There are two basic classifications of hand weaving: flat and knotted pile. The earliest rugs, made many centuries before the Christian era, were flat-surfaced weaves. These include tapestries, embroidery, brocading, soumaks and kilims. The fundamentals of flat weaving and hand-knotting have changed very little since the 11th Century, with some knot styles remaining indigenous to certain geographic areas.

The oldest of the flat weaves is probably tapestry, which was practiced in ancient Greece and is still in use today. Soumak weaving originated in the Middle East as early as the 7th Century and is still practiced in Caucasia today. Brocading and embroidery are usually done on looms similar to those used for tapestry, and techniques may be combined.

The characteristic feature of knotted-pile rugs is the knotting and fastening of extra strands of yarn into a foundation weave to form a dense layer of loops that completely cover the foundation on one side. The foundation of a rug is a grid of parallel yarns called “warp” (lengthwise) and “weft” (crosswise), creating a rectangle on a loom frame. A row of knots is tied to pairs of the warp and the weft is passed through alternating sides of the warp, then tightly compressed against the knots and another row is formed. The number of knots per square is a determinant of rug quality. The fineness of the weave depends on the thickness of the warps, and their proximity to one another. Although wool is often used for warp, cotton is more common because of its smooth surface and its resistance to stretching.

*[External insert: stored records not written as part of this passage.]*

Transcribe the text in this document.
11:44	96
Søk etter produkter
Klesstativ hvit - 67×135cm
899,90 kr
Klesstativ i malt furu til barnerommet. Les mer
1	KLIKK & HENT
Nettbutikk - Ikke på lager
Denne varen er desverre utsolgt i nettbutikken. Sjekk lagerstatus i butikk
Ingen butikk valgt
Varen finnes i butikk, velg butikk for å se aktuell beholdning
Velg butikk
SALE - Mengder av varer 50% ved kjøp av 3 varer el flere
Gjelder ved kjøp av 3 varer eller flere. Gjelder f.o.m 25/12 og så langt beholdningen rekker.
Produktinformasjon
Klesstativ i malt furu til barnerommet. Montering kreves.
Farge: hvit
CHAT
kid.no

Among knotted rugs, there are distinctions made between horizontal and vertical looms. The horizontal types are generally used by nomadic families and for smaller rugs. They are made by driving stakes in the ground to hold the warp and weft, and non-rectangular rugs often result from the frequent moves and uneven tension of yarn. All large rugs are made on vertical looms and all mechanical weaving is done on vertical looms with steel frames.

 

 

The More Popular Mechanical Weaving Styles Are:

Wilton – These tugs and carpets are noted for their sharply delineated patterns and textures. They may also achieve such hand-carved effects as sculptured or embossed textures by varying pile heights or combining cut and uncut pile yarns. The weaving system is an adaptation of the classic Jacquard system. Today, the high-speed Belgian-made Van der Wiehle looms are the standard for the worldwide rug making industry.
Axminster – This system of weaving offers unlimited design possibilities by mimicking the hand-tufting method used in China. Similarly, the Axminster relies on control over each individual tuft of yarn. Therefore, there are no limitations on pattern complexity and color selection.

Tufted – A contemporary outgrowth of the knotted type is the tufted rug. These make use of a fabric foundation and the individual tufts are driven through the foundation by hundreds of mechanical “guns” and then are sealed on the back by application of liquid latex. Properly done, the finished appearance can be very similar to that of a knotted rug. The tufted system is used in making the majority of broadloom carpets and also for many area rugs.